Granny’s magnificent jumper:
When I was a young boy Granny announced that she would knit me a jumper in which to play cricket. A cricket jumper was a grand thing, all cable stitch and extra-long so it covered your back when bent over batting and the maroon and blue school colours round the vee-neck. 

There was only one fly in the ointment. Granny couldn’t knit her brows.

 The jumper was an almost perfect cone with a neck that descended to about waist level. The two stripes round the neck were a sort of polka-dot with white stitches showing through randomly in amongst the maroon and blue. The cabling was so thick that the jumper made a fairly effective sort of armour against any fast bowling. The piece de resistance however was the sleeves. 

Cricketing jumpers in those days tended to have longer sleeves, especially for bowlers, because the umpire looked after them while they bowled and tied the sleeves round their waists and in consequence the sleeves stretched.

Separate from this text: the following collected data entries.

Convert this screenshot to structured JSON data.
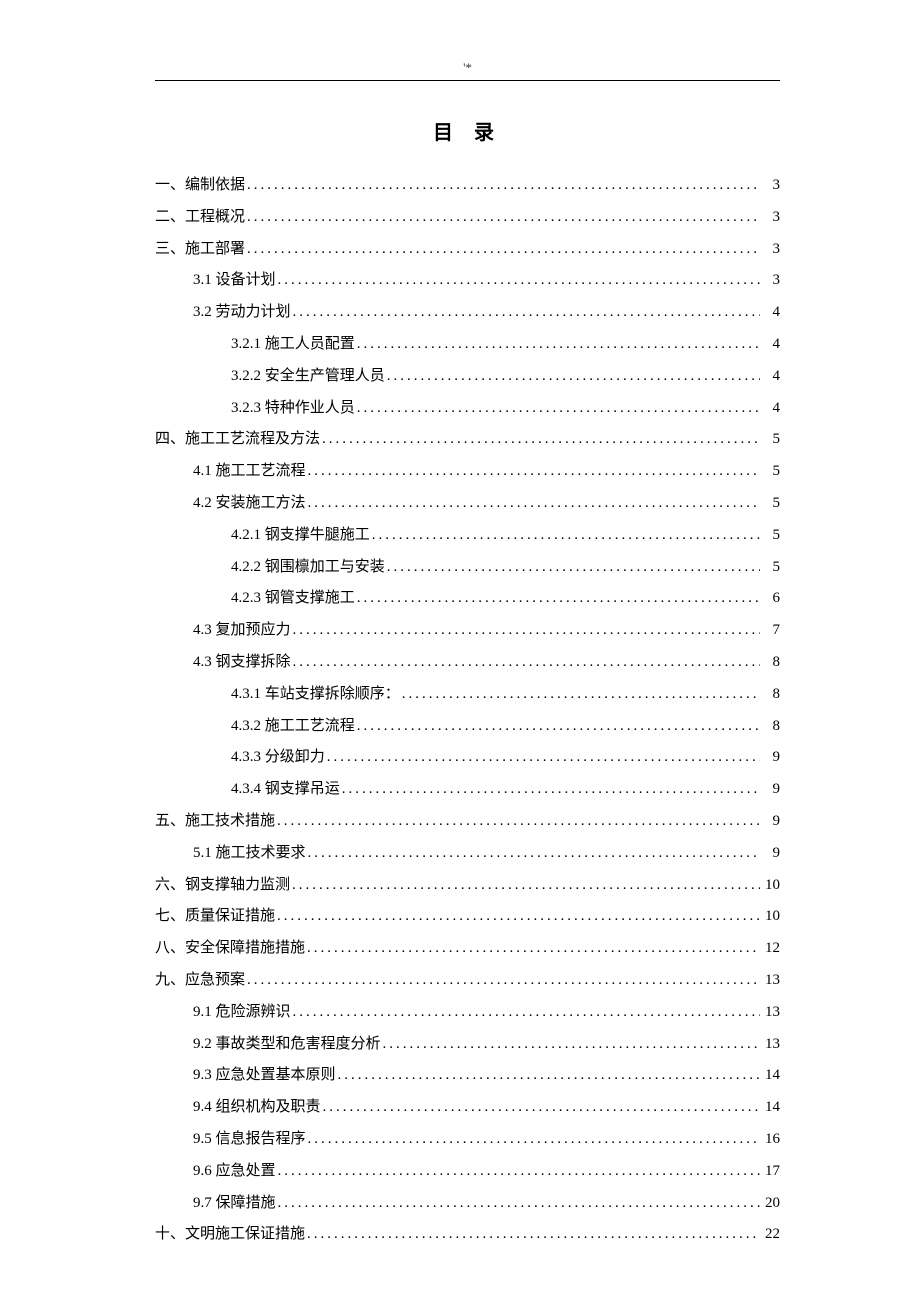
{
  "header_mark": "'*",
  "toc_title": "目 录",
  "entries": [
    {
      "level": 1,
      "label": "一、编制依据",
      "page": "3"
    },
    {
      "level": 1,
      "label": "二、工程概况",
      "page": "3"
    },
    {
      "level": 1,
      "label": "三、施工部署",
      "page": "3"
    },
    {
      "level": 2,
      "label": "3.1 设备计划 ",
      "page": "3"
    },
    {
      "level": 2,
      "label": "3.2 劳动力计划 ",
      "page": "4"
    },
    {
      "level": 3,
      "label": "3.2.1 施工人员配置 ",
      "page": "4"
    },
    {
      "level": 3,
      "label": "3.2.2 安全生产管理人员 ",
      "page": "4"
    },
    {
      "level": 3,
      "label": "3.2.3 特种作业人员 ",
      "page": "4"
    },
    {
      "level": 1,
      "label": "四、施工工艺流程及方法",
      "page": "5"
    },
    {
      "level": 2,
      "label": "4.1 施工工艺流程 ",
      "page": "5"
    },
    {
      "level": 2,
      "label": "4.2 安装施工方法 ",
      "page": "5"
    },
    {
      "level": 3,
      "label": "4.2.1 钢支撑牛腿施工 ",
      "page": "5"
    },
    {
      "level": 3,
      "label": "4.2.2 钢围檩加工与安装 ",
      "page": "5"
    },
    {
      "level": 3,
      "label": "4.2.3 钢管支撑施工 ",
      "page": "6"
    },
    {
      "level": 2,
      "label": "4.3 复加预应力 ",
      "page": "7"
    },
    {
      "level": 2,
      "label": "4.3 钢支撑拆除 ",
      "page": "8"
    },
    {
      "level": 3,
      "label": "4.3.1 车站支撑拆除顺序： ",
      "page": "8"
    },
    {
      "level": 3,
      "label": "4.3.2 施工工艺流程 ",
      "page": "8"
    },
    {
      "level": 3,
      "label": "4.3.3 分级卸力  ",
      "page": "9"
    },
    {
      "level": 3,
      "label": "4.3.4 钢支撑吊运 ",
      "page": "9"
    },
    {
      "level": 1,
      "label": "五、施工技术措施",
      "page": "9"
    },
    {
      "level": 2,
      "label": "5.1 施工技术要求 ",
      "page": "9"
    },
    {
      "level": 1,
      "label": "六、钢支撑轴力监测 ",
      "page": "10"
    },
    {
      "level": 1,
      "label": "七、质量保证措施",
      "page": "10"
    },
    {
      "level": 1,
      "label": "八、安全保障措施措施",
      "page": "12"
    },
    {
      "level": 1,
      "label": "九、应急预案",
      "page": "13"
    },
    {
      "level": 2,
      "label": "9.1 危险源辨识 ",
      "page": "13"
    },
    {
      "level": 2,
      "label": "9.2 事故类型和危害程度分析 ",
      "page": "13"
    },
    {
      "level": 2,
      "label": "9.3 应急处置基本原则 ",
      "page": "14"
    },
    {
      "level": 2,
      "label": "9.4 组织机构及职责 ",
      "page": "14"
    },
    {
      "level": 2,
      "label": "9.5 信息报告程序 ",
      "page": "16"
    },
    {
      "level": 2,
      "label": "9.6 应急处置 ",
      "page": "17"
    },
    {
      "level": 2,
      "label": "9.7 保障措施 ",
      "page": "20"
    },
    {
      "level": 1,
      "label": "十、文明施工保证措施",
      "page": "22"
    }
  ]
}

Granny’s sleeves would have gone round a very portly umpire without stretching, one being significantly longer than the other as well. 

Of course I had to wear the jumper. Thank goodness my dear aunt unpicked it and knitted it up into something that looked like a proper cricket jumper and because my Granny’s eyesight was not too good and she never noticed either the original defects or her daughter’s reworking.

What a lovely story - thank you Mr Ashton.

Now, I also want to talk to you about badgers. Yes, thats right those black and white woodland creatures who live in sets.  To be honest, they are not something I know very much about as I don't live in the countryside. But one group of crafters feels very strongly about what is happening to the badgers , so strongly in fact that they have set up a small album of badger related items  and will give a percentage of all sale to the Stop The Cull campaign.

Click here to get the facts about culling badgers.

Click  here to have a look at the wonderful makes in the BFG Fight the Cull Badger Showcase.

Well that's all for this week, I will leave you with this thought:
Creativity is contagious - pass it on!